Keywords: antibody, COVID‐19, mortality
Coronavirus disease 2019 (COVID‐19) vaccine is expected to protect against severe acute respiratory syndrome coronavirus 2 (SARS‐CoV‐2) infections and severe respiratory failure due to COVID‐19. 1 Although COVID‐19 antibodies can protect from reinfection, 2 it is uncertain how long antibodies produced by previous infections or vaccines can work as an effective immunity.

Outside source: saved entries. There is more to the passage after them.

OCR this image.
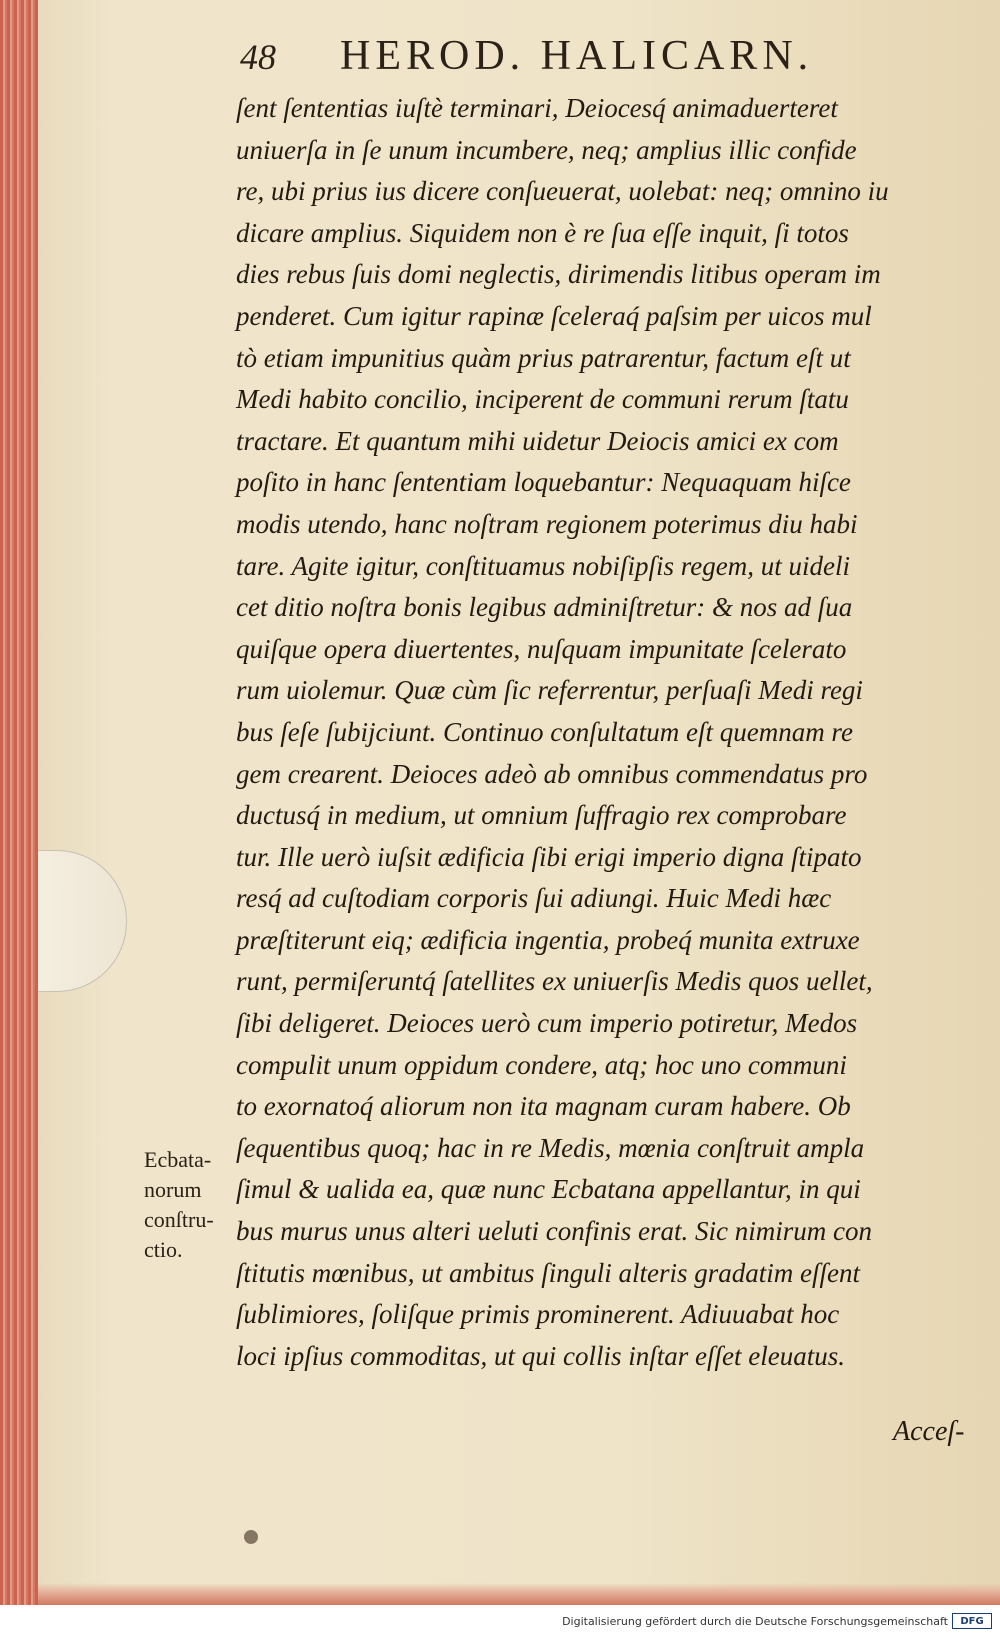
48 HEROD. HALICARN.
ſent ſententias iuſtè terminari, Deiocesq́ animaduerteret
uniuerſa in ſe unum incumbere, neq; amplius illic confide
re, ubi prius ius dicere conſueuerat, uolebat: neq; omnino iu
dicare amplius. Siquidem non è re ſua eſſe inquit, ſi totos
dies rebus ſuis domi neglectis, dirimendis litibus operam im
penderet. Cum igitur rapinæ ſceleraq́ paſsim per uicos mul
tò etiam impunitius quàm prius patrarentur, factum eſt ut
Medi habito concilio, inciperent de communi rerum ſtatu
tractare. Et quantum mihi uidetur Deiocis amici ex com
poſito in hanc ſententiam loquebantur: Nequaquam hiſce
modis utendo, hanc noſtram regionem poterimus diu habi
tare. Agite igitur, conſtituamus nobiſipſis regem, ut uideli
cet ditio noſtra bonis legibus adminiſtretur: & nos ad ſua
quiſque opera diuertentes, nuſquam impunitate ſcelerato
rum uiolemur. Quæ cùm ſic referrentur, perſuaſi Medi regi
bus ſeſe ſubijciunt. Continuo conſultatum eſt quemnam re
gem crearent. Deioces adeò ab omnibus commendatus pro
ductusq́ in medium, ut omnium ſuffragio rex comprobare
tur. Ille uerò iuſsit ædificia ſibi erigi imperio digna ſtipato
resq́ ad cuſtodiam corporis ſui adiungi. Huic Medi hæc
præſtiterunt eiq; ædificia ingentia, probeq́ munita extruxe
runt, permiſeruntq́ ſatellites ex uniuerſis Medis quos uellet,
ſibi deligeret. Deioces uerò cum imperio potiretur, Medos
compulit unum oppidum condere, atq; hoc uno communi
to exornatoq́ aliorum non ita magnam curam habere. Ob
ſequentibus quoq; hac in re Medis, mœnia conſtruit ampla
ſimul & ualida ea, quæ nunc Ecbatana appellantur, in qui
bus murus unus alteri ueluti confinis erat. Sic nimirum con
ſtitutis mœnibus, ut ambitus ſinguli alteris gradatim eſſent
ſublimiores, ſoliſque primis prominerent. Adiuuabat hoc
loci ipſius commoditas, ut qui collis inſtar eſſet eleuatus.
Acceſ-
Ecbata-
norum
conſtru-
ctio.
Digitalisierung gefördert durch die Deutsche Forschungsgemeinschaft	DFG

We aimed to investigate whether hospitalizations of patients tested positive for COVID‐19 antibodies are associated with reduced in‐hospital mortality to clarify the necessity of check for COVID‐19 antibody at the time of admission.
This retrospective study was conducted by review of the medical records of 2459 hospitalized patients who were discharged between March 1, 2020, and March 30, 2021 from the Mount Sinai Health system with laboratory‐confirmed COVID‐19 infection and for whom a qualitative COVID‐19 antibody test was performed within 2 days after admission.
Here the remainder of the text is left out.